Perang dibukit uhud adalah perang yang paling dahsyat dalam sejarah dakwah islam. Dalam perang ini Rasulullah SAW mengalami luka-luka. Kemenangan yang sudah di depan mata berubah menjadi derita ketika pasukan Islam lebih tertarik pada harta rampasan perang dibandingkan taat kepada perintag Rasulullah SAW. Tetapi ada satu kejadian menarik dan bersifat pribadi di dalam perang ini, yaitu ketika dua orang kakak-beradik yang saling bermusuhan, Umar bin Khaththab di pihak tentara muslim, dan kakaknya, Dhirar bin Khaththab di pihak musyrikin. Dalam Perang Uhud, Dhirar bahkan sempat berhadap-hadapan dengan Umar.

Namun, meski tombak telah siap lempar di tangan Dhirar,  ia tak segera melontarkan tombaknya itu kepada Umar, melaikan berkata dengan suara parau menahan gejolak rasa, “Selamatkan dirimu, Umar, aku tidak akan membunuhmu.” Agaknya, kecintaannya kepada Umar mampu mengalahkan kebenciannya sebab perbedaan keyakinan.

Seperti halnya Umar, Dhirar juga jagoan Quraisy di masa jahiliyah.

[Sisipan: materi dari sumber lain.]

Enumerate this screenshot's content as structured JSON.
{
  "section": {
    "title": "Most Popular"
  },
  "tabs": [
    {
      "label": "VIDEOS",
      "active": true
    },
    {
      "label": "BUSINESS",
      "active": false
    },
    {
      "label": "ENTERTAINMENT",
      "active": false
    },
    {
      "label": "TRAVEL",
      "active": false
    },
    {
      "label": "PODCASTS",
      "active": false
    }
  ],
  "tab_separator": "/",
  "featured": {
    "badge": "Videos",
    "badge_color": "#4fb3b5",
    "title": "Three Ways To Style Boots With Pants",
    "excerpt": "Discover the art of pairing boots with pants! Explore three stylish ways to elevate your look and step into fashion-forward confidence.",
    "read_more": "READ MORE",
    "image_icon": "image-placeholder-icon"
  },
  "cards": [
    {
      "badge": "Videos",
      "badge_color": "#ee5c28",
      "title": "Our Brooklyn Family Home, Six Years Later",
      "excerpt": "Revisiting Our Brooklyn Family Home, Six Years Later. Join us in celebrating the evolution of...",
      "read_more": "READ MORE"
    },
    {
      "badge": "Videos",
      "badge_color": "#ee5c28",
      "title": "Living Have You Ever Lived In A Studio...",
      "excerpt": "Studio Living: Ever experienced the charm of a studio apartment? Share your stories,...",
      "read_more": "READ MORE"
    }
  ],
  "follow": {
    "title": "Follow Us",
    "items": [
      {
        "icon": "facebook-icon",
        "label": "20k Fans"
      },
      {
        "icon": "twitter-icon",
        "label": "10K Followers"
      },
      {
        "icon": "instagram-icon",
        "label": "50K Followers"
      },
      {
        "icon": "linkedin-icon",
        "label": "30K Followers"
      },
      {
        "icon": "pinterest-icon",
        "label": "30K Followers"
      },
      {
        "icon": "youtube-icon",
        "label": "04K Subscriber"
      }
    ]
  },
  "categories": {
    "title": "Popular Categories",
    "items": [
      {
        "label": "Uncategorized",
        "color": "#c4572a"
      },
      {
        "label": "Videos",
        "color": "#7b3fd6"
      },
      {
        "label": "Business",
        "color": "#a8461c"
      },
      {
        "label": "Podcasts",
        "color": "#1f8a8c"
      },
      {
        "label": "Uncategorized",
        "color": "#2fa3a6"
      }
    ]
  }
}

Ia dijuluki si pemberani dalam barisan pasukan berkuda suku Quraisy. Berbeda dengan Umar yang dikenal bengal, kasar, dan kejam, Dhirar seorang yang berperasaan halus karena ia juga seorang penyair. Bahkan salah satu penyair terfasih dan diandalkan di zamannya. Ketika terjadi perang Badar, ia memerangi kaum muslimin dengan sengit, disamping juga melantunkan syair kepedihan meratapi kematian orang-orang Quraisy yang terbunuh dalam perang tersebut.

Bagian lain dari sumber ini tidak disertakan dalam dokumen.